Bicycle culture is in vogue in Greater Montréal and the various levels of government have got the message. Several initiatives have been put in place over the past few years to make life easier for the region’s growing number of cyclists. Montréal even ranked first in North America in the Bicycle-Friendly Cities 2013 list compiled by The Copenhagenize.
BIXI, the city’s public bicycle system, is definitely one of the most significant advances of the last few years. One of Time magazine’s Top 50 inventions of 2008, BIXI’s ultra-sturdy bicycles are available to rent for short trips from BIXI stations around the island of Montréal at a reasonable cost. Having racked up more than 4 million trips in 2012, BIXI is now a part of daily life in Montréal.

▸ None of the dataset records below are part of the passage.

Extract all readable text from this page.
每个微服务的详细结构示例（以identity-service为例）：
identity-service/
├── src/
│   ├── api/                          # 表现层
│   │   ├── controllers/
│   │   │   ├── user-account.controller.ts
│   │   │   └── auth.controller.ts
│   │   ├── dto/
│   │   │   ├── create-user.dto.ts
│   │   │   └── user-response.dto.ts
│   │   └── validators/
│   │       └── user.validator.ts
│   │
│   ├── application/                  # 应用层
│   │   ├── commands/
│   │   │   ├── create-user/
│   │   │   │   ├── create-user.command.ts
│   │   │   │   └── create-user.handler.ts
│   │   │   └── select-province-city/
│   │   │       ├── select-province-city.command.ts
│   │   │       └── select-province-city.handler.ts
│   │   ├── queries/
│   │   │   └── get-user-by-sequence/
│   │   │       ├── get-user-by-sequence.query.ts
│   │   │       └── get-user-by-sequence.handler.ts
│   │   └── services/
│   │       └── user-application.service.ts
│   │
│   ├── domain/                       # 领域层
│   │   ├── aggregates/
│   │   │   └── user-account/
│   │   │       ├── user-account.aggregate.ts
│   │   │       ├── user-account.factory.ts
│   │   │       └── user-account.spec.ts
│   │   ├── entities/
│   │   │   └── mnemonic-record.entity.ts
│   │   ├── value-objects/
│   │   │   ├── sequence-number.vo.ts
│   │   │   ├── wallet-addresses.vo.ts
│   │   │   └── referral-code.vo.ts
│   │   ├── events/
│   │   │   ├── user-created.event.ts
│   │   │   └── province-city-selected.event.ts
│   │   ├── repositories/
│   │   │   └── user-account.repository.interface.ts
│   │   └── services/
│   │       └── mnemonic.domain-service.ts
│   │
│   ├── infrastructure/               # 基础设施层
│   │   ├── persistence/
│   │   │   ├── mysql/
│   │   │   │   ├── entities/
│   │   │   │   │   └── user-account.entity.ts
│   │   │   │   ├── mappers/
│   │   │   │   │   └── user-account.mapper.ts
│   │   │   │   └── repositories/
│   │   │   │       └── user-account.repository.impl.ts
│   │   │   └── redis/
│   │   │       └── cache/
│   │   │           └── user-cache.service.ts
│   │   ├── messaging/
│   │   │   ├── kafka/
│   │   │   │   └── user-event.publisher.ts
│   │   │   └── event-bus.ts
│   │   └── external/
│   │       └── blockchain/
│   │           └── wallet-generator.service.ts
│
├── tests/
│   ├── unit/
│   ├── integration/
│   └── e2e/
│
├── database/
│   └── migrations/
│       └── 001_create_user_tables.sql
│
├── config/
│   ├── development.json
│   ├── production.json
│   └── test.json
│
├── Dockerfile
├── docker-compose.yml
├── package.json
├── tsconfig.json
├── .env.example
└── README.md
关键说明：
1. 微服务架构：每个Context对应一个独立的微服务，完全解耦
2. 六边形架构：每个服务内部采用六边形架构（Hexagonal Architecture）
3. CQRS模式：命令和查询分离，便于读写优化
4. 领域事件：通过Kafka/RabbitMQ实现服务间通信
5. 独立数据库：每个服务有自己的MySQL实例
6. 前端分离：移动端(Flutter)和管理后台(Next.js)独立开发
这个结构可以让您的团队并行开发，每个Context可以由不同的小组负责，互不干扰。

The number of reserved bike lanes is constantly increasing. For example, in early 2013 the government of Québec and certain Montréal-area municipalities announced that they will be investing $60 million in a bicycle path of over 140 kilometres linking Oka, on the North Shore, with Mont Saint-Hilaire, on the South Shore.
Is this important to Greater Montréal’s attractiveness?
Though rarely covered in this blog, topics relating to quality of life are significant in attracting foreign businesses. In today’s knowledge-based economy, more and more businesses are locating where the qualified workers are. Thus, it is very important that cities develop dynamic urban living environments to attract and retain top talent.